Complete the scheme Baseline networks of size N=8. Show if it can realize the permutation  $P = \begin{pmatrix} 01 & 23 & 45 & 67 \\ 40 & 36 & 71 & 52 \end{pmatrix}$  showing the switch setting obtained using the self-routing.



#### Exercise 5 (3 points) - Interconnection networks - (2 log N - 1) MIN

Complete the scheme of the Butterfly-Butterfly<sup>-1</sup>. Show the switch setting to realize permutation  $P = \begin{pmatrix} 01 & 23 & 45 & 67 \\ 40 & 36 & 71 & 52 \end{pmatrix}$  according to the looping algorithm.



## Exercises 6 (4 points) Amdhal Law

The following measurements are recorded with respect to the different instruction classes for the instruction set running a given set of benchmark programs:

| Instruction Type     | Instruction Count (millions) | <b>Cycles per Instruction</b> |
|----------------------|------------------------------|-------------------------------|
| Arithmetic and logic | 6                            | 4                             |
| Load and store       | 8                            | 2                             |
| Branch               | 4                            | 4                             |
| Others               | 6                            | 4                             |

Assume that "Arithmetic and logic" instructions can be modified so that they take 3 cycles per instruction instead of 4, and "Branch" instructions can be modified so that they take 2 cycle per instruction instead of 4 as in the table.
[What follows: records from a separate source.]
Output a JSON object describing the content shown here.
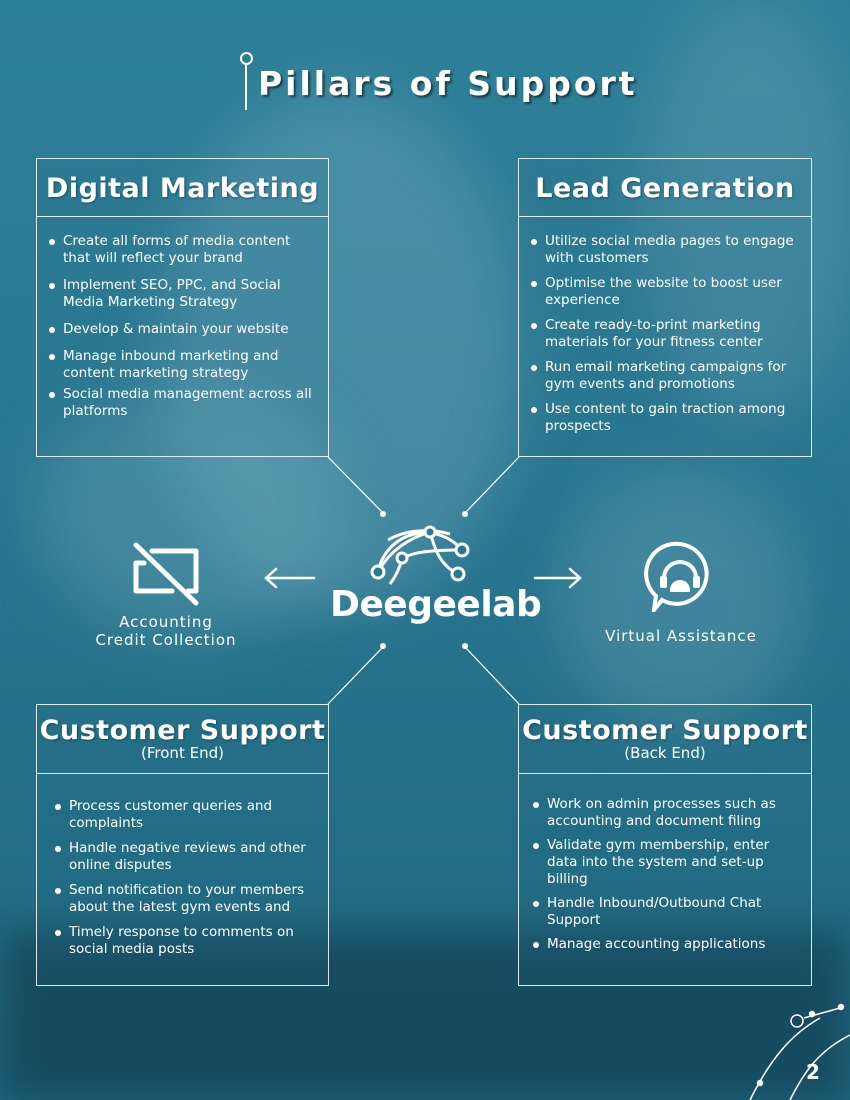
{
  "title": "Pillars of Support",
  "center": {
    "logo_text": "Deegeelab"
  },
  "left_service": {
    "line1": "Accounting",
    "line2": "Credit Collection",
    "icon": "card-crossed-icon"
  },
  "right_service": {
    "label": "Virtual Assistance",
    "icon": "headset-chat-icon"
  },
  "digital_marketing": {
    "title": "Digital Marketing",
    "items": [
      "Create all forms of media content that will reflect your brand",
      "Implement SEO, PPC, and Social Media Marketing Strategy",
      "Develop & maintain your website",
      "Manage inbound marketing and content marketing strategy",
      "Social media management across all platforms"
    ]
  },
  "lead_generation": {
    "title": "Lead Generation",
    "items": [
      "Utilize social media pages to engage with customers",
      "Optimise the website to boost user experience",
      "Create ready-to-print marketing materials for your fitness center",
      "Run email marketing campaigns for gym events and promotions",
      "Use content to gain traction among prospects"
    ]
  },
  "customer_support_front": {
    "title": "Customer Support",
    "subtitle": "(Front End)",
    "items": [
      "Process customer queries and complaints",
      "Handle negative reviews and other online disputes",
      "Send notification to your members about the latest gym events and",
      "Timely response to comments on social media posts"
    ]
  },
  "customer_support_back": {
    "title": "Customer Support",
    "subtitle": "(Back End)",
    "items": [
      "Work on admin processes such as accounting and document filing",
      "Validate gym membership, enter data into the system and set-up billing",
      "Handle Inbound/Outbound Chat Support",
      "Manage accounting applications"
    ]
  },
  "page_number": "2",
  "colors": {
    "background": "#2a7892",
    "text": "#ffffff"
  }
}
Compute the speedup obtained by introducing only one enhancement and both enhancements using the **Amdhal law**.

## Exercises 7 (4 points) Performance equation

Suppose we have made the following measurements, where we are considering Arithmetic instructions and FP (Floating Point):

Frequency of Arithmetic operations = 35% Average CPI of Arithmetic operations = 4.0 Average CPI of other instructions = 2.5

Frequency of FP operations = 15% CPI of FP = 8.0

Assume that the two design alternatives are to decrease the CPI of FP to 3.0 or to decrease the average CPI of Arithmetic operations to 2.5. Compare these two design alternatives using the processor **performance equation**, and compute the speedup in both cases.